Тогда, перед отправкой на фронт, я забежал в госпиталь, но меня не пустили к Вальке, сказали — нельзя, сказали — он в тяжелом состоянии.

— Вот и я тоже не знаю, — вздыхает он. — Наверно, и вправду погиб, как сказали тогда. Мы хутор брали, он меня в санбат притащил. Без памяти я был. А на другой день опять мясорубка началась, полегло ребя-ят… — с неизбывной тоской говорит он. — А ты того парня где?

— На Байкале.

— На Забайкальском, что ль?

На Забайкальском фронте я не был. На той малой, всего месячной войне с Японией мне не довелось быть.

— Нет, это раньше, — отвечаю я. — В сорок третьем. Дезертир ножом его ударил.

Я не стал рассказывать, что на другой же день, как привез умирающего Вальку в Слюдянку, отбыла наша команда на фронт, и я потерял след друга.

— Садитесь, гражданин! — слышится требовательный голос проводницы.

Я и не заметил, как поезд тронулся.

Мы неловко, в едином братском порыве торопливо обнимаемся, и у меня больно обрывается сердце, будто вновь теряю я друга.

— Поднимайтесь, поднимайтесь! — приказывает проводница.

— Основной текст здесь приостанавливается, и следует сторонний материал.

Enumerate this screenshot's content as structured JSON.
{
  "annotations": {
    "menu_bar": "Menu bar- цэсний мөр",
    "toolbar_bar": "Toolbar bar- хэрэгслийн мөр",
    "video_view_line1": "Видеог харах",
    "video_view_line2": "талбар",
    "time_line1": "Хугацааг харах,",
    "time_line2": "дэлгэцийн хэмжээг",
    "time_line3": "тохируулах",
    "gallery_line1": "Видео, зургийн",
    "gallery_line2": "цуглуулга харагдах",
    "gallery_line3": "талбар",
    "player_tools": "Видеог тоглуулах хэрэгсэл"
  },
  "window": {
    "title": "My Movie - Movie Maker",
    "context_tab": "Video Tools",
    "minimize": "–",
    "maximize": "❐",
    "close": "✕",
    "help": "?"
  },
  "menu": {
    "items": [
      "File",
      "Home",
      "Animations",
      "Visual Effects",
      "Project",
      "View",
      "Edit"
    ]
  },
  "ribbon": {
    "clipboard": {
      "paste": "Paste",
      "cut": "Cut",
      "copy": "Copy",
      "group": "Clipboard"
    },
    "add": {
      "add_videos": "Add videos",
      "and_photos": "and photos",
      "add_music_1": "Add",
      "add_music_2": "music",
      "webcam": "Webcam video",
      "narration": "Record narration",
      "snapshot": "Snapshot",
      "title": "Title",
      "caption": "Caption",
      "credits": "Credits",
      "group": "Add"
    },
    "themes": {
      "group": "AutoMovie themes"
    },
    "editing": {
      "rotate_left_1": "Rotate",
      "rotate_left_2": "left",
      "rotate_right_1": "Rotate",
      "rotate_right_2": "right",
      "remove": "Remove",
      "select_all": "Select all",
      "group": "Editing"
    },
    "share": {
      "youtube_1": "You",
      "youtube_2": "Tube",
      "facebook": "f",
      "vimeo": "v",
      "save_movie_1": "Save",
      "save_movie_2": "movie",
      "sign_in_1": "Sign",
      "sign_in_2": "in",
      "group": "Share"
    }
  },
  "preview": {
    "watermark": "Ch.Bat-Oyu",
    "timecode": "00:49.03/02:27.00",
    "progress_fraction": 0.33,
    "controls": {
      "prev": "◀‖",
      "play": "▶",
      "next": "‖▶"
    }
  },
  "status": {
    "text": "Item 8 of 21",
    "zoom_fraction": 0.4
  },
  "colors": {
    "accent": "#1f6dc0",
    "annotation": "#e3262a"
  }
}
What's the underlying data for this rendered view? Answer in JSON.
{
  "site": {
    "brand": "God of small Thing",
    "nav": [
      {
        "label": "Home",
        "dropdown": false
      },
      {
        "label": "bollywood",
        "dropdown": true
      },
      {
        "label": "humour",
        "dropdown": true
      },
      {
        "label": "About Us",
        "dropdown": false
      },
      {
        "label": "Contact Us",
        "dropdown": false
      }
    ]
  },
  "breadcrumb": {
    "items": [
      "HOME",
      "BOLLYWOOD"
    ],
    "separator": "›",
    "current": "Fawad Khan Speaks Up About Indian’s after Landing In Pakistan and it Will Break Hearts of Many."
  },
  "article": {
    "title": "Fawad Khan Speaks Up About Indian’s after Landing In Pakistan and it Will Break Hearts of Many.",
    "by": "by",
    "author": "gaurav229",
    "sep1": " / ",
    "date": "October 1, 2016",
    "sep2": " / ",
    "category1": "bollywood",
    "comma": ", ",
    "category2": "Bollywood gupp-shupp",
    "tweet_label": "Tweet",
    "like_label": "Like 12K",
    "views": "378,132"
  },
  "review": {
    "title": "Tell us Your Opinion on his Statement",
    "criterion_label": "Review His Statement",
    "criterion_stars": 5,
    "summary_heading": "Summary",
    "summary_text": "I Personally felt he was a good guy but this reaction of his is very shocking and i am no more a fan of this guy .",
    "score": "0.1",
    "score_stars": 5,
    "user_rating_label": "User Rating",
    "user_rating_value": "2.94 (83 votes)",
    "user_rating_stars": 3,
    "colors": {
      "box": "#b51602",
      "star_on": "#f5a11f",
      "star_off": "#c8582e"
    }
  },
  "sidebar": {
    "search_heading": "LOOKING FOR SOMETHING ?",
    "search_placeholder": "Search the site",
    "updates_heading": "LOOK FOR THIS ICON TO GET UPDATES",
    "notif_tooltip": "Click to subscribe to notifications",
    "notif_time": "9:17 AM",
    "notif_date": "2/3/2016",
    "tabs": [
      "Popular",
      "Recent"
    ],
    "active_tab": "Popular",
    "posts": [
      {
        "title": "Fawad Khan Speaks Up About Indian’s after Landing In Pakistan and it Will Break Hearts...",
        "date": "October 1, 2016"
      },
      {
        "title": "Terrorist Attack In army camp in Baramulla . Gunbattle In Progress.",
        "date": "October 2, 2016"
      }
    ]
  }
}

Я вскакиваю на подножку, а бывший фронтовик идет рядом с вагоном и припадает на правую ногу.

— Слушай, а как звать-то тебя? — вдруг спохватывается он.

Я называюсь.

— А меня ведь и правда — Валька. — Он смущенно пожимает плечами, вот, мол, не вру, будто я сомневался в его имени. — Ты здесь будешь еще? Откуда сам-то? — торопится он с вопросами.

— Проезжаю часто, — отвечаю я и называю свой город, который зовется самым западным форпостом страны.

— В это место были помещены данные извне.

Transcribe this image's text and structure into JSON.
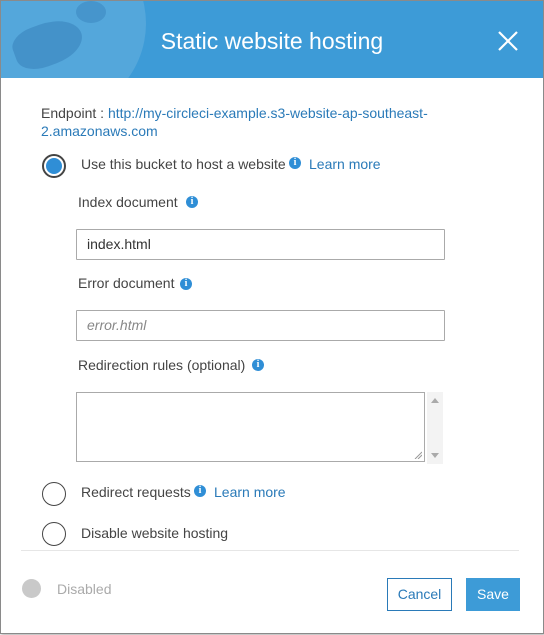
{
  "dialog": {
    "title": "Static website hosting"
  },
  "endpoint": {
    "label": "Endpoint :",
    "url": "http://my-circleci-example.s3-website-ap-southeast-2.amazonaws.com"
  },
  "options": {
    "host": {
      "label": "Use this bucket to host a website",
      "link": "Learn more",
      "selected": true
    },
    "redirect": {
      "label": "Redirect requests",
      "link": "Learn more",
      "selected": false
    },
    "disable": {
      "label": "Disable website hosting",
      "selected": false
    }
  },
  "fields": {
    "index": {
      "label": "Index document",
      "value": "index.html"
    },
    "error": {
      "label": "Error document",
      "placeholder": "error.html",
      "value": ""
    },
    "redirection": {
      "label": "Redirection rules (optional)",
      "value": ""
    }
  },
  "footer": {
    "status": "Disabled",
    "cancel": "Cancel",
    "save": "Save"
  },
  "colors": {
    "header": "#3d9bd7",
    "link": "#2a7ab8",
    "radio_selected": "#2f8ed6"
  },
  "icons": {
    "close": "close-icon",
    "info": "info-icon"
  }
}
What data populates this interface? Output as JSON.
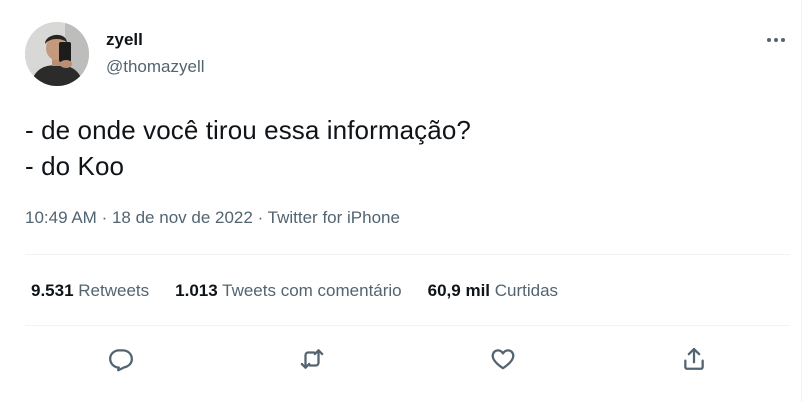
{
  "user": {
    "name": "zyell",
    "handle": "@thomazyell"
  },
  "tweet": {
    "text": "- de onde você tirou essa informação?\n- do Koo",
    "time": "10:49 AM",
    "date": "18 de nov de 2022",
    "source": "Twitter for iPhone",
    "separator": "·"
  },
  "stats": {
    "retweets_count": "9.531",
    "retweets_label": "Retweets",
    "quotes_count": "1.013",
    "quotes_label": "Tweets com comentário",
    "likes_count": "60,9 mil",
    "likes_label": "Curtidas"
  },
  "more_menu": {
    "icon": "more-horizontal-icon",
    "glyph": "···"
  },
  "actions": [
    {
      "name": "reply",
      "icon": "reply-icon"
    },
    {
      "name": "retweet",
      "icon": "retweet-icon"
    },
    {
      "name": "like",
      "icon": "heart-icon"
    },
    {
      "name": "share",
      "icon": "share-icon"
    }
  ],
  "colors": {
    "text_primary": "#0f1419",
    "text_secondary": "#536471",
    "divider": "#eff3f4",
    "background": "#ffffff"
  }
}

— Ну тогда — соседи, — радуется он, прибавляя шагу и еще заметнее прихрамывая. — Приезжай в гости. Мой адрес…

Но я уже не могу разобрать: стучат колеса и что-то недовольно выговаривает мне в затылок проводница. А фронтовик уже отстает — раненая нога не дает идти.

— Живи, гвардеец! — кричит он и останавливается, прощально вскидывая руку.

— Ладно! — обещаю я.

Никогда не доводилось мне быть гвардейцем, а он, наверное, был, потому и вспомнил гвардию. И я кричу ему, как кричал в ту ночь в промерзлой гулкой теплушке:

— Не умирай, Валька!

Фронтовик расслышал, понял, обрадованно закивал. Лица его уже не видно, оно белеет мутным пятном в вечерних сумерках. У меня двоит в глазах, и я никак не могу справиться с собой.

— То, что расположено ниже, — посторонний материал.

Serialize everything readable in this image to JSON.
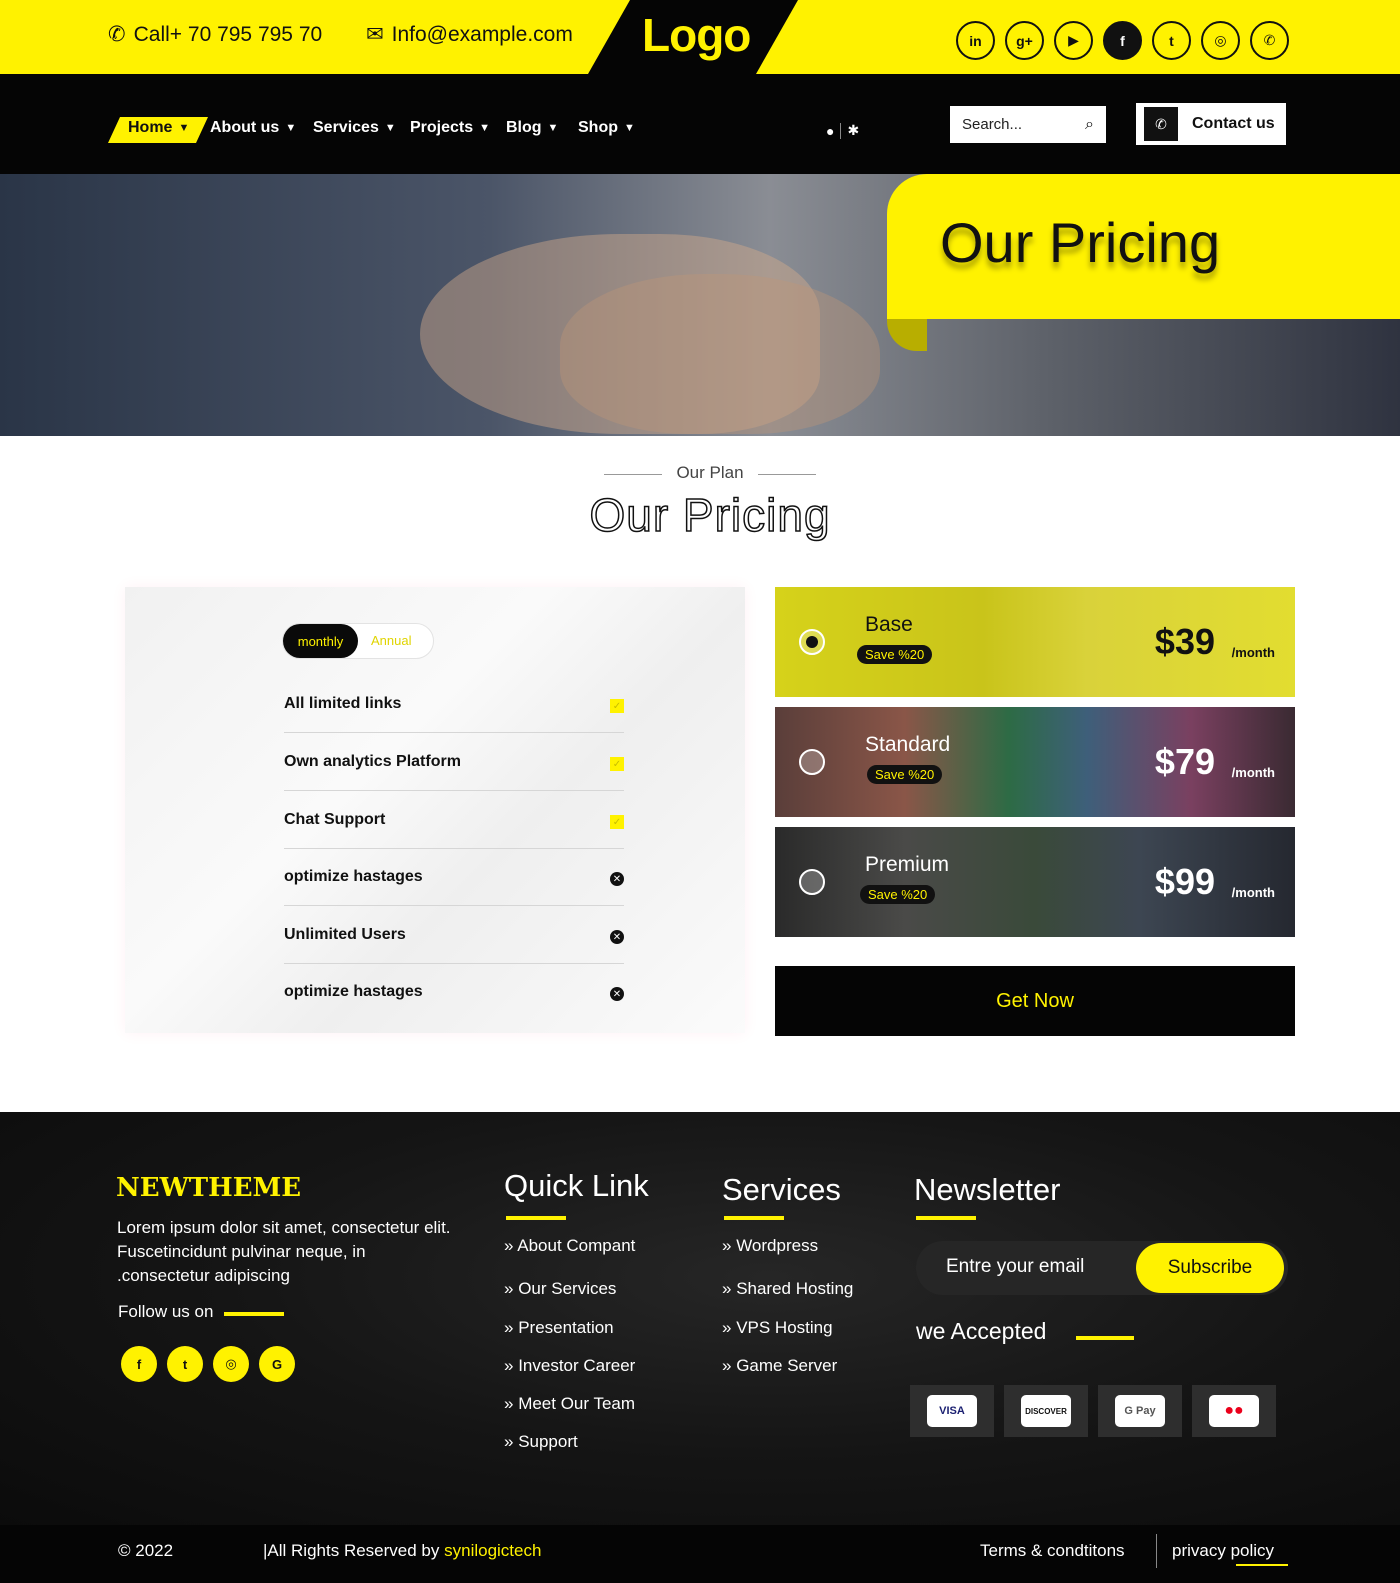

— Не умирай, Валька, — шепчу я неизвестному человеку, стараясь еще разглядеть его. Он стоит на перроне в своем нелепом длинном плаще и машет рукой.

— Напьются и городют невесть чего, — ворчит проводница. — Пройдите, гражданин! Не положено стоять в тамбуре. Закройте дверь, сейчас туннель будет!

А я все высовываюсь, подставляя лицо ветру, чтобы высушить глаза. Мне не хочется, чтобы мою слабость видела эта немолодая, с холодным и рыхлым лицом женщина.

Навстречу, от первых вагонов, действительно надвигается черная и зловещая в вечерних сумерках пасть туннеля, заглатывает в себя поезд. И это вновь напоминает далекую морозную ночь, когда эшелон будто падал в черную гулкую пропасть.

Я закрываю дверь, и мы встречаемся глазами с проводницей. Она с презрительным осуждением меряет меня взглядом с головы до ног.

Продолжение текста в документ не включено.